The cult of the sans serif
The debut of the neo-grotesk was also the precise moment of its ideological demise. Motorik from Monokrom offers a new perspective on this formative moment in design history: the immediate neutralization and appropriation of the democratic ambitions central to modernist thinking on the eve of its birth.
The postwar neo-grotesk is a monolinear sans serif with a static, symmetrical construction. Vertexes, spacing, and diagonal angles are unified, and the characters are constructed around a center point – its details and metrics methodically planned out on a rectilinear grid. The neo-grotesk makes subtle adjustments for optical effects and historical broad-nib writing patterns, looking to the fourth- and fifth-century half-uncial for its vertical axis and horizontal termination of strokes. Apertures line up across characters, referencing the alignment of vertical serifs in traditional serif models. The resulting formal characteristics are all found separately in earlier models, but had never before come together as a holistic approach to type design.
In developing Motorik over a period of five years, Monokrom examined and reconsidered these principles and their application across a large spectrum of styles. Motorik challenges the notion of the neo-grotesk as merely a collection of stylistic markers, reconsidering it instead from an ideological perspective.
The neo-grotesk offered the potential for a radical dismantling of the designer ego, replacing hero worship and hierarchy with rational construction principles made available to anyone. It reimagined cultural expression as a new communal neutral with no clear geographic origin, and without the baggage that burdened nationalist style after World War II. The impetus for the modernist neo-grotesk was a collectivistic ideal, subservient to context and drawn from the system inward.
Hannes Meyer, the second forgotten director of Bauhaus, exemplified the democratic ambitions of modernism: Meyer detested the hero-driven, top-down ideology that he inherited from Walter Gropius, and insisted on working collectively, drafting modest architecture for everyday people. In a lecture at the Academy of San Carlos in Mexico City in 1938, he proclaimed: “[W]e should [...] condemn that type of architect for whom the building of a house is merely an opportunity to parade personal formal preferences for all the street to see.”
These are ideas far removed from the modernism that graphic design education presents us with: a cavalcade of great men imposing their taste on the world, an ideology where the designer always plays the starring role.

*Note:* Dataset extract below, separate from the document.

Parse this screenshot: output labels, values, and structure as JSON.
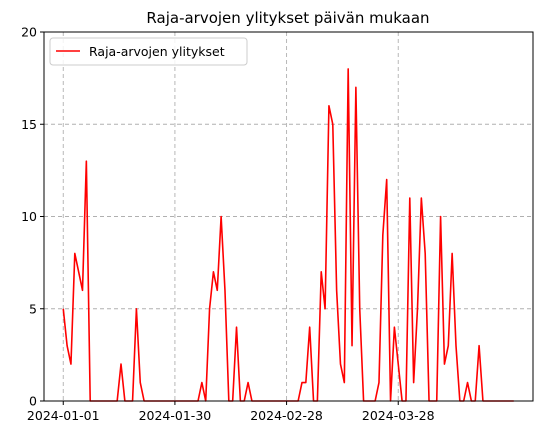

It is a narrative that leaves little room for radicals like Meyer.
The Graphic ’57 trade fair in Lausanne debuted Adrian Frutiger’s Univers type alongside two competitors, Eduard Hoffmann and Max Miedinger Neue Haas Grotesk and Folio by Konrad Friedrich Bauer and Walter Baum.
Whereas Univers was released as a large spectrum of coordinated styles, Neue Haas Grotesk (later renamed Helvetica) offered only one. It was developed in response to Frutiger’s sans serif, with one clear goal: winning. “Ours will be better,” Eduard Hoffmann wrote in a letter to Max Miedinger on March 22, 1957.
Univers was drawn from the system inward. Helvetica was drawn from the desired style outward. One represents the politicization of aesthetics; the other, the aestheticization of politics.
Today, sans serif sommeliers revive and reinterpret neo-grotesks with increasingly granular discernment. In clamoring for an aura lost to mechanical reproduction, their work is meticulously staged and curated – every reference and handshake vetted to uphold the pretense of cult value. This incessant appeal to authority is what led Walter Benjamin to characterize the “old art” as essentially fascist at its core.
The flawed concept of a “neutral” defined and imposed upon the world by privileged white men has already been discussed ad nauseam: there is Helvetica Greek, Helvetica Arabic, but never a Helvetica Latin – an invisible default left for coming generations to dismantle. Critics of modernism have done little to disentangle this mess. Rather, contemporary design culture only seems to have accelerated the cult of personality and the reliance on hierarchy to discern value.
What characterizes both approaches is the centering of the designer as the real motif of their work. As one anonymous critic so poignantly put it: “The Designer doesn’t design, he designs himself designing.”
More than anything, Motorik offers an occasion to shine a light on these mechanisms – a reminder that modernism used to be about something more than style.